Polly Hughes is captivating and mischievous as Constance, while Leonie Spilsbury captures Kate’s coquettish charm, with David Summer as her father, the bemused Mr Hardcastle. Making their mark in a professional debut, Joe Bateman is a boisterous, good-natured Tony Lumpkin, with George Jennings as the shy, tongue-tied Marlow. Jonathan Parish is elegant and credible as Hastings, while Steve Jacobs completes a strong and energetic ensemble.



EAST HAMPSHIRE NEWS


She Stoops to ConquerOliver Goldsmith’s ‘She Stoops To Conquer' or more intelligibly Mistakes of a Night because this is what we see and there are heaps of mistakes, parents misunderstanding children’s desires, strangers misreading others’ characters or social status and all these as the plot progresses gradually boil down to Young Marlowe’s not appreciating where he is residing.

It is a well-known and often played comedy and one of the few still enjoyable plays of the eighteenth century so I need not extol its virtues. What needs repeating is the admirable work of Amanda Knott’s Creative Cow, a company of sustained quality led vivaciously by Katherine Senior as a much derided and abused Mrs Hardcastle and Jonathan Parish as the successful Hastings.

If you have never seen this play, this production is one to enjoy, one of the gems of English Drama, in a simple practical set with bustling music and an exposition quickly presented. The charmingly ridiculous nature of wooing and the final reconciliation of all parties allow the audience to leave with a blessing.

Do support this excellent Creative Cow this week at the Yvonne Arnaud theatre; the programme has a clear synopsis for anyone who likes to know in advance what is going to happen and indeed the production a little resembles a homely comprehensible opera without song (except for Tony Lumpkin’s rendering in the Three Pigeons). Mrs Hardcastle has her own measure of it with “…like the whining end of a modern novel”.

The house was full and everyone content.


HEREFORD NEWS By John Phillpott  .

She Stoops to Conquer/Malvern Theatres

IT was a neat touch to scatter original articles from an 18th century magazine in the programme for this play. 

A simple move, yet it opened up a small window on the Georgian literary psyche, preparing us for what was to come via the glorious language that flowed so effortlessly from the pen of Oliver Goldsmith.

It is a form of both spoken and written English that appears almost absurdly ornate today, flowery in the extreme.

Yet has an undeniable beauty - and all the more so when in the hands of a supremely talented cast that skilfully keeps the momentum going throughout what is perhaps a rather long performance.

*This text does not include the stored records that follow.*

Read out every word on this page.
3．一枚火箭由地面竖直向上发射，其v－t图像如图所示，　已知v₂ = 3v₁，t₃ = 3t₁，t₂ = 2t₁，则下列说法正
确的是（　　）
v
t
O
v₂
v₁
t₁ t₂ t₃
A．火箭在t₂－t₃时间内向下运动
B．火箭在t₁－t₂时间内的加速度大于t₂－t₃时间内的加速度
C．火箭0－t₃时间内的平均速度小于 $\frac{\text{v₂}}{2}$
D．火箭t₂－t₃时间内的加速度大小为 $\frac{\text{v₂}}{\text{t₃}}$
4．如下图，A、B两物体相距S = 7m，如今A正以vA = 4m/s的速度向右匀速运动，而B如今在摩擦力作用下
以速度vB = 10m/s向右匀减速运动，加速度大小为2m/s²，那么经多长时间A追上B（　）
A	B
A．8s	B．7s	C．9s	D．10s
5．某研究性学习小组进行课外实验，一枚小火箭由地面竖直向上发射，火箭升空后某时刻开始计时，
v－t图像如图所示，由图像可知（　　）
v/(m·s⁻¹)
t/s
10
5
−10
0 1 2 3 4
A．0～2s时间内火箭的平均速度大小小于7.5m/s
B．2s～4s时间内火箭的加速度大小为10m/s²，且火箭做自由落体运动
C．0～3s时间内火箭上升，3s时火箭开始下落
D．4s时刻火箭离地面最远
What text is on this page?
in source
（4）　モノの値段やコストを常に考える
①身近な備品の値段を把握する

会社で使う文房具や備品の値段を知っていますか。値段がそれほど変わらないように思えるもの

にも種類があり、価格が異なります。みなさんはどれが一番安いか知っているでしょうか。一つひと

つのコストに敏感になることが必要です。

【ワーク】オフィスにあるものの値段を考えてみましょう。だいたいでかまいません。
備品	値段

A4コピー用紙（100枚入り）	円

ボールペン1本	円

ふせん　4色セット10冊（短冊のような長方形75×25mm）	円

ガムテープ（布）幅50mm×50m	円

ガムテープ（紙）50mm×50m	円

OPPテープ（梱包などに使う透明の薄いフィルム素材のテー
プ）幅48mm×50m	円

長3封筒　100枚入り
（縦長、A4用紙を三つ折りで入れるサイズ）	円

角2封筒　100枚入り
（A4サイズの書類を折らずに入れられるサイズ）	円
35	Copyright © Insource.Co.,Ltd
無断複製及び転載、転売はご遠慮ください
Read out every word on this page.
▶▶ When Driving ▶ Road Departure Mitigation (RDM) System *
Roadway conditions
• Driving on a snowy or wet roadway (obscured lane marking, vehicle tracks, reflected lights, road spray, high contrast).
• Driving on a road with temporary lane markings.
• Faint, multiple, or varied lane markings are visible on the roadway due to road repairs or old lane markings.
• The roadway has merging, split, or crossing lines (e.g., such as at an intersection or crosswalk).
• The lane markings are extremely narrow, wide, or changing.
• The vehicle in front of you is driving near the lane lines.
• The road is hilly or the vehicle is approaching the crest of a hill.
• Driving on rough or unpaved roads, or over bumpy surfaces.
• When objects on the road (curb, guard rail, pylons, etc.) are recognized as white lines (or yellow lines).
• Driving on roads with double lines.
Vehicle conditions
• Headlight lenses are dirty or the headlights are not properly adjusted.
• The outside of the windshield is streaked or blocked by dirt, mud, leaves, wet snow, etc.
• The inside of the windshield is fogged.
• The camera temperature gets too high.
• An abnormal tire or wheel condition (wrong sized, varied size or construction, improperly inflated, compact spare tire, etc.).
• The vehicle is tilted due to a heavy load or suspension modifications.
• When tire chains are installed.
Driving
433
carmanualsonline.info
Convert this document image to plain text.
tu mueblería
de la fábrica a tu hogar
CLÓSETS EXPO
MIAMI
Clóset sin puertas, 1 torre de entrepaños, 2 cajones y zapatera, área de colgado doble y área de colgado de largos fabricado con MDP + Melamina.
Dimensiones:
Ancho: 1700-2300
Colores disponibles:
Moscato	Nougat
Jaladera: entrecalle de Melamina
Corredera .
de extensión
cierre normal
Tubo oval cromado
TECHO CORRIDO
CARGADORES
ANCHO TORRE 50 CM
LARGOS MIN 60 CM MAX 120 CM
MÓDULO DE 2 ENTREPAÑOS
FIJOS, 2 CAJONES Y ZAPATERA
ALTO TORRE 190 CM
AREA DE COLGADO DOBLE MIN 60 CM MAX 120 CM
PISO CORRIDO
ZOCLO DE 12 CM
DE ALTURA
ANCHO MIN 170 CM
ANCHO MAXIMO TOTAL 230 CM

It is 1773, a time when elegance – or inelegance - of diction indicated one’s standing in society. And therein lies the nub of this ultimate comedy of manners, a dramatic genre that would probably have been lost to time had it not been for this evergreen work. 

And directed by Amanda Knott, this production deftly taps into an age when etiquette was everything, reputations made or ruined by the simple act of opening one’s mouth.

The proceedings start in fine form with David Summer’s uproarious portrayal of country squire Mr Hardcastle, keen to ensure his daughter Kate (Leonie Spilsbury) weds the son of an old military mucker from his days of campaigning with Marlborough.

Marlow (George Jennings) is the young gentleman in question, a would-be rake more at ease with alehouse wenches than ladies of breeding. And it is this flaw in his character that provides the running joke throughout the evening, ably assisted by the hysterical Mrs Hardcastle, played with glorious hyperactivity by Katherine Senior.

No period play would be complete without the resident fool. But in this case we have very much more than your usual village idiot, courtesy of Joe Bateman as Tony Lumpkin, a conniving coxcomb of a clown who careers effortlessly from rowdy tavern to sedate drawing room. 

It says a lot for the power of Oliver Goldsmith’s pen that this classic has travelled so well down the intervening centuries, the passage of years sapping none of the work’s power to amuse.
She Stoops to Conquer is a Creative Cow production and runs until Saturday (June 14).